Personalization at 1B+ scale

The norm-only adapter wins at 30M parameters on short clean-prose corpora. The federation's deployment story assumes this primitive scales — that 1B+ models with real-user heterogeneous data still admit per-user norm-only adapters that beat LoRA-r4 and full fine-tune. The assumption is untested. The bet's harness operates at 30M because that's what fits in a single laptop's memory budget for rapid iteration; 1B+ requires either a real cluster or a substantial compute budget that the harness doesn't have. Until the experiment runs, every claim about per-user adapters at deployment scale is extrapolation.

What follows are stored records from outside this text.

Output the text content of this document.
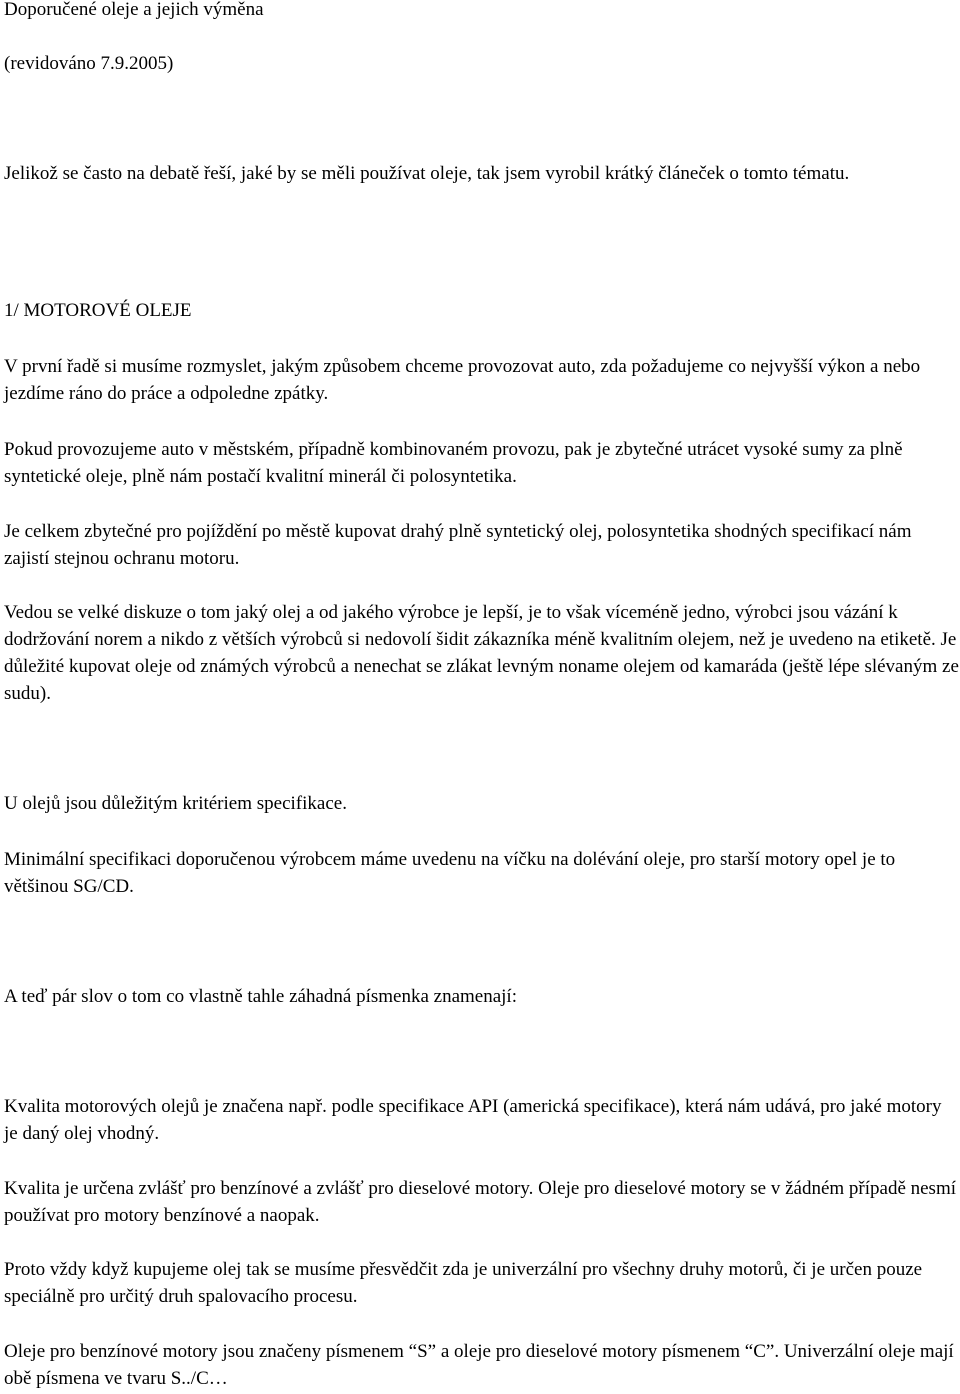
Doporučené oleje a jejich výměna

(revidováno 7.9.2005)

Jelikož se často na debatě řeší, jaké by se měli používat oleje, tak jsem vyrobil krátký článeček o tomto tématu.

1/ MOTOROVÉ OLEJE

V první řadě si musíme rozmyslet, jakým způsobem chceme provozovat auto, zda požadujeme co nejvyšší výkon a nebo jezdíme ráno do práce a odpoledne zpátky.

Pokud provozujeme auto v městském, případně kombinovaném provozu, pak je zbytečné utrácet vysoké sumy za plně syntetické oleje, plně nám postačí kvalitní minerál či polosyntetika.

Je celkem zbytečné pro pojíždění po městě kupovat drahý plně syntetický olej, polosyntetika shodných specifikací nám zajistí stejnou ochranu motoru.

Vedou se velké diskuze o tom jaký olej a od jakého výrobce je lepší, je to však víceméně jedno, výrobci jsou vázání k dodržování norem a nikdo z větších výrobců si nedovolí šidit zákazníka méně kvalitním olejem, než je uvedeno na etiketě. Je důležité kupovat oleje od známých výrobců a nenechat se zlákat levným noname olejem od kamaráda (ještě lépe slévaným ze sudu).

U olejů jsou důležitým kritériem specifikace.

Minimální specifikaci doporučenou výrobcem máme uvedenu na víčku na dolévání oleje, pro starší motory opel je to většinou SG/CD.

A teď pár slov o tom co vlastně tahle záhadná písmenka znamenají:

Kvalita motorových olejů je značena např. podle specifikace API (americká specifikace), která nám udává, pro jaké motory je daný olej vhodný.

Kvalita je určena zvlášť pro benzínové a zvlášť pro dieselové motory. Oleje pro dieselové motory se v žádném případě nesmí používat pro motory benzínové a naopak.

Proto vždy když kupujeme olej tak se musíme přesvědčit zda je univerzální pro všechny druhy motorů, či je určen pouze speciálně pro určitý druh spalovacího procesu.

Oleje pro benzínové motory jsou značeny písmenem “S” a oleje pro dieselové motory písmenem “C”. Univerzální oleje mají obě písmena ve tvaru S../C…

This open question matters because the federation's deployment economics depend on the per-user adapter being small (KB-scale, not MB-scale) and effective at scale. If norm-only's competitive edge collapses at 1B+ — if LoRA-r4 or full FT becomes necessary at scale — the federation's storage cost story shifts from "9 KB per user" to "MB per user," and the deployment math (Kerala IT@School at 1.9 GB total adapter storage; hypothetical 10M-user federation at 90 GB) becomes proportionally larger. The bet that gates the deployment thesis is "norm-only at scale."

What's been validated at 30M

The catalogue's positive results at 30M are strong:

  • Norm-only beats LoRA-r4 and full FT on personal-text perplexity (Bet 49, 3/3 STRICT pass across programmer/novelist/scientist users at the 5-minute training budget). The norm-only Pareto-dominates richer adapters in this regime.
  • 5 seeds × 3 eval texts replicates 15/15 (Bet 46). The result isn't a single-seed accident; the personalisation effect is robust across seeds and eval texts.
  • Personalisation signal survives the noise-floor control (Bet 60). Most of the apparent benefit was regularisation rather than personalisation, but a real personalisation signal exists at the 5-29% margin level.
  • Confusion matrix isolates the signal (Bet 61). Own-adapter wins by 5–29% margin against other-user adapters and base. Personalisation is real; it's just smaller than the headline ppl drop suggested.
  • Numerical robustness holds (Bet 63). Hidden-state Gaussian noise at σ_rel = 1e-1 doesn't destabilise personalisation. 4 orders of magnitude of headroom against fp16 round-off.
  • Composition with ternary base (Bet 52). Norm-only adapter on top of ternary-quantised base recovers most of the per-user benefit. The production wire format works.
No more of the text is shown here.